A group of authors led by a Statoil ASA specialist in marine geology has proposed an unconventional theory for the origin of salt that could have far reaching implications for oil and gas exploration.
Masses of solid salt may form and accumulate under ground, independently of solar evaporation of sea water, Martin Hovland of Statoil and four other authors have suggested.
The article, “Salt formation associated with sub-surface boiling and supercritical water,” is published in the September 2006 issue of “Marine and Petroleum Geology.” The authors use as examples drilling results from the Deepsea Drilling Project Site 226 (Atlantis II Deep) in a marine setting in the central Red Sea and from Lake Asala near Danakil, Ethiopia, in a continental setting.
Underground precipitation
The Norwegian research team demonstrated how solid salt forms in high temperature/high pressure (HTHP) conditions when seawater circulates in hydrothermal systems in the crust or under piles of sediment.
It is the physical properties of supercritical water that stimulate the precipitation.
When water no longer boils because the pressure is too high, it enters the supercritical phase and attains a relatively low density (3 gm/cc).
For fresh water this occurs at temperatures above 374° C. combined with pressures above 221 bar. For seawater, the values are 405° C. and 300 bar (equivalent to a depth belowground of 2,000 m or below sea level of 2,800 m).

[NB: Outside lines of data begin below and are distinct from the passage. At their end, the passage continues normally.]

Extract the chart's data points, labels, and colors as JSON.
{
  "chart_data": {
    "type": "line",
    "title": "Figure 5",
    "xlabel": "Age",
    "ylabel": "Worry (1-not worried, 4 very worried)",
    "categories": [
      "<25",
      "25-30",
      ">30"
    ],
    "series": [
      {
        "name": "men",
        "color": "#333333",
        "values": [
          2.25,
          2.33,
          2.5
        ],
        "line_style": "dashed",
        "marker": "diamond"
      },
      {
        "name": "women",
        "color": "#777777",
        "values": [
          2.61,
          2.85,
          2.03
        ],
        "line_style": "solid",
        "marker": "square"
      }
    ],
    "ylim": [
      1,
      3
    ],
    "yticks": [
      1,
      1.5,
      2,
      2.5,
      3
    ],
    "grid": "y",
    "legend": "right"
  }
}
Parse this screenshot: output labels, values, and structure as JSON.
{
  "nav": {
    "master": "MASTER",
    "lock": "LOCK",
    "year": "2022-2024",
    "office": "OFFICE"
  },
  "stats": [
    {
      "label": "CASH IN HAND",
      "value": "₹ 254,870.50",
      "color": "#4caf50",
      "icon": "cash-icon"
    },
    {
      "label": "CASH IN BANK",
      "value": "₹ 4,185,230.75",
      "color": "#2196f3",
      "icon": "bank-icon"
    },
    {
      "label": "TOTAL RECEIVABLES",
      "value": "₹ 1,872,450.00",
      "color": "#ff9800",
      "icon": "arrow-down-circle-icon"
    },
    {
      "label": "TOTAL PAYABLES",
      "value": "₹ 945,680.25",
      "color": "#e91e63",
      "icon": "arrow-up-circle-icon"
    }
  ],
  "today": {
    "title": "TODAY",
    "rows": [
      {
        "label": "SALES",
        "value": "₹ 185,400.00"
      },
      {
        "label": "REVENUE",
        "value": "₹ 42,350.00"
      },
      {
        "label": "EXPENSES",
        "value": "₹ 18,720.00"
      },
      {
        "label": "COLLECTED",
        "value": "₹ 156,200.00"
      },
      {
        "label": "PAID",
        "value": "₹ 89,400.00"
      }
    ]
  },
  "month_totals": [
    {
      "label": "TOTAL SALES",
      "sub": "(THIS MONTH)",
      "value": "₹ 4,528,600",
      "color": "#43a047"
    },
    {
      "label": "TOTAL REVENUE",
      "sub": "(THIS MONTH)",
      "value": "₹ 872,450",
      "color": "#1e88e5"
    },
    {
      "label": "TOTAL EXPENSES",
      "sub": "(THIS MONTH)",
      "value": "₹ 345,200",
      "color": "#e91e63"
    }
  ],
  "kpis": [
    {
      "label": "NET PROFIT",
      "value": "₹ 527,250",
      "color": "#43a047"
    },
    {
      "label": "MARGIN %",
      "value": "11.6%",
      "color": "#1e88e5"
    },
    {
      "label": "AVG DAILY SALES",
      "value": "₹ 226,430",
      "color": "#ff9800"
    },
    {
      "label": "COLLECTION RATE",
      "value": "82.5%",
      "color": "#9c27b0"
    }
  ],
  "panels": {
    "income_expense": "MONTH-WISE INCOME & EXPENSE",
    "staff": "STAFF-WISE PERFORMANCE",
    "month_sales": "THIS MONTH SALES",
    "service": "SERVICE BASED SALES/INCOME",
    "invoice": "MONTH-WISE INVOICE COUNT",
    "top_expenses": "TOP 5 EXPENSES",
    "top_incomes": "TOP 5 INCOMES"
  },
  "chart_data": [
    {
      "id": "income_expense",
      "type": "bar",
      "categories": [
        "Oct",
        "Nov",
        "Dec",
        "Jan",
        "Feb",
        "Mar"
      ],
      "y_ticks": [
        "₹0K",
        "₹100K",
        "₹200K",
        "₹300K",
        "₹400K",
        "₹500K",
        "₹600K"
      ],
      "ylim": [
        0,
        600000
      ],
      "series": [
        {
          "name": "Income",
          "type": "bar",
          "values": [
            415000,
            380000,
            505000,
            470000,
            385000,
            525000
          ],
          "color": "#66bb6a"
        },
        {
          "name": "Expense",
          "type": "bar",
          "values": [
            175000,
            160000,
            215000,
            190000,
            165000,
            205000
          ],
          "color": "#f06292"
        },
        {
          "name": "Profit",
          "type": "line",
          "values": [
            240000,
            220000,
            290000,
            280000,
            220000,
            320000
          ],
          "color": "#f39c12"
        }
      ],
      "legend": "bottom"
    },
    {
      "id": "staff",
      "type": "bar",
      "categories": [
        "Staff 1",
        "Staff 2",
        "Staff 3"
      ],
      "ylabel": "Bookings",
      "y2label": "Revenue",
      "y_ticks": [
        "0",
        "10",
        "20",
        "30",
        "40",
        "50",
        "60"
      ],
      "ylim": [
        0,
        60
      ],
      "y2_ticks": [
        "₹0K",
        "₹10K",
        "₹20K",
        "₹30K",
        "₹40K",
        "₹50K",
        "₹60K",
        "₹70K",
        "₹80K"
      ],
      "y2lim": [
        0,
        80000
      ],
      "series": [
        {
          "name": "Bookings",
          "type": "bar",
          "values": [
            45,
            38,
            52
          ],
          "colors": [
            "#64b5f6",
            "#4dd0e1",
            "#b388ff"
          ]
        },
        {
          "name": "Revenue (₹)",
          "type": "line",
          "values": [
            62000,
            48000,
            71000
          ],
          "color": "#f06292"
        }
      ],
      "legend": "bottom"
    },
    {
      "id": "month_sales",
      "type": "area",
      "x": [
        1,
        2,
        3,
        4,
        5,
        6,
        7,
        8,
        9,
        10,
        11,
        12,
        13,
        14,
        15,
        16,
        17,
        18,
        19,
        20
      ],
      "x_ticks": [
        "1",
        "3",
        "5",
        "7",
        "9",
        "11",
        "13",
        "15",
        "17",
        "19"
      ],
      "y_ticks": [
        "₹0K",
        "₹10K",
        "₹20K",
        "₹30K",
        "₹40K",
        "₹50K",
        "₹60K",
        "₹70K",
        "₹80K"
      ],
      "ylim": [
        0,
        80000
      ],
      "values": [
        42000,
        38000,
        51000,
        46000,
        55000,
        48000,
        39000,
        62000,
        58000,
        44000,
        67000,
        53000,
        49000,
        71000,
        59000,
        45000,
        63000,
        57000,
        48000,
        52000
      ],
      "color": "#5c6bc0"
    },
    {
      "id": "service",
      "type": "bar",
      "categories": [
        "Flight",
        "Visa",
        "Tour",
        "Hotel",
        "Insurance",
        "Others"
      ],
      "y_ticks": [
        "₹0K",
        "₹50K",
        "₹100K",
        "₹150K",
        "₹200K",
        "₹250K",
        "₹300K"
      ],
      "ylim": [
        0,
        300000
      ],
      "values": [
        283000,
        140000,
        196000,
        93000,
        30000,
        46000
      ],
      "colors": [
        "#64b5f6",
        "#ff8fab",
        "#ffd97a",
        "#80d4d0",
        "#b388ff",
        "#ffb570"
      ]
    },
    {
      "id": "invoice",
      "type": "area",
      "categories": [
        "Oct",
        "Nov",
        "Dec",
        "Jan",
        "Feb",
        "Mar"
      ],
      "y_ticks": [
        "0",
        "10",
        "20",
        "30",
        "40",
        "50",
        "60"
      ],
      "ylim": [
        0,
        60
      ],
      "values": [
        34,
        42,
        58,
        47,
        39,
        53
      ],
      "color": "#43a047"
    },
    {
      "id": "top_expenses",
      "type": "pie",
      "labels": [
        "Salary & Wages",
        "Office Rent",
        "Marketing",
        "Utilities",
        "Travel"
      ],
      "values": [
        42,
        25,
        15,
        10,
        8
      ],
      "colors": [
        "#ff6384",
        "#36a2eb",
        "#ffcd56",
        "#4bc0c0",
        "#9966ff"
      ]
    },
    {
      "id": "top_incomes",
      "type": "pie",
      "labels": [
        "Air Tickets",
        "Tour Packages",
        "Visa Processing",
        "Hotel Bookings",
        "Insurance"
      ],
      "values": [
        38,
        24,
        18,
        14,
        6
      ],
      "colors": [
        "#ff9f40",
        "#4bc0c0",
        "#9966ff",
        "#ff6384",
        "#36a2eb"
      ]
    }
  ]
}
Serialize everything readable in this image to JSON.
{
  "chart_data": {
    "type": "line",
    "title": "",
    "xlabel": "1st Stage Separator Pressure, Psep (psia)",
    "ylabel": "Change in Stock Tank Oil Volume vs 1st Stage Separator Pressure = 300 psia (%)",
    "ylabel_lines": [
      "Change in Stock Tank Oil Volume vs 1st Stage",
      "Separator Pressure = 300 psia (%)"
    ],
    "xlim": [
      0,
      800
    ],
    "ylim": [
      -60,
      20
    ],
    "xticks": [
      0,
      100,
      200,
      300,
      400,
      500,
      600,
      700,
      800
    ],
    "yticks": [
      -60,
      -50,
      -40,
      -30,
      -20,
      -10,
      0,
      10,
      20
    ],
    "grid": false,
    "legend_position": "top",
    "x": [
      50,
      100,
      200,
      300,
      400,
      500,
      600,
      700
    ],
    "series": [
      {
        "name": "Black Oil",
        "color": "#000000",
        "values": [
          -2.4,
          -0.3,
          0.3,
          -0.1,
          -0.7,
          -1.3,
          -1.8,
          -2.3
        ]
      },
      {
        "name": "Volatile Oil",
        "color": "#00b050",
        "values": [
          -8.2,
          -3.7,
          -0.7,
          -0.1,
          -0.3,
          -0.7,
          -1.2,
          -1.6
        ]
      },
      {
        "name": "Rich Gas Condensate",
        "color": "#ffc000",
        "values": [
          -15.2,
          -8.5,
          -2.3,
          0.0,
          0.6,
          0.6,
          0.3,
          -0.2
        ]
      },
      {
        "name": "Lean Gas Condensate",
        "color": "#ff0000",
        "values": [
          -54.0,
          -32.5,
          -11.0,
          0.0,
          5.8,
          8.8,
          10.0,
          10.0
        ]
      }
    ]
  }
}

Both molecular theory and laboratory experiments prove that the solubility of salt in supercritical water is practically zero, Hovland noted. Therefore, when sea water enters into an HTHP (hydrothermal) convection cell, its salts precipitate out and accumulate within the surrounding rock fissures or sediment pores.
Geologists, whose current model for salt deposition and accumulation relies only on solar evaporation of seawater, have overlooked this novel hydrothermal outsalting mechanism.
The main beauty of the new model is its lack of demand for large ocean basins (such as the Mediterranean Sea) to evaporate up to 10 times for salt several kilometers thick to accumulate.
The hydrothermal process occurs totally independent of surface evaporation, as it relies only on high heat flow in the earth. Another strength of the model is its ability to predict how brines and sulfate (salt) masses are likely to have accumulated on other planets, such as Mars, where it is hard to account for there having existed a deep ocean that evaporated.
Hydrocarbon implications
The novel hypothesis on subsurface accumulation of salt has fundamental implications for hydrocarbon accumulation because it is a result of the processes that create sedimentary basins.
Basins are formed by tectonic movements, and the deep basinal faults are frequently associated with processes in the mantle, causing high heat flow in the fault systems. The faults allow the circulation of sea water and brines, driven by heat and gravity.
When brines come into the “supercritical zone” of water, water will gradually lose its ability to dissolve salt, and salt will accumulate in the fracture systems.
In traditional thinking, a prerequisite for the accumulation of salt is a dry climate, and this is contradictory to the frequently observed high rate of water-transported sediments into the basin.
The subsurface accumulation of salt opens up the possibility to have a wet climate that promotes a high rate of erosion and transportation of sediments into the basin, at the same time as salt accumulates in the subsurface. Rapid and extreme shifts in climate and sea level (e.g., the “Messinian Salinity Crisis”) are therefore not necessary prerequisites in the authors’ model.
This knowledge will have a fundamental impact on the interpretation of basin development that is a cornerstone in the exploration for hydrocarbons, Hovland said.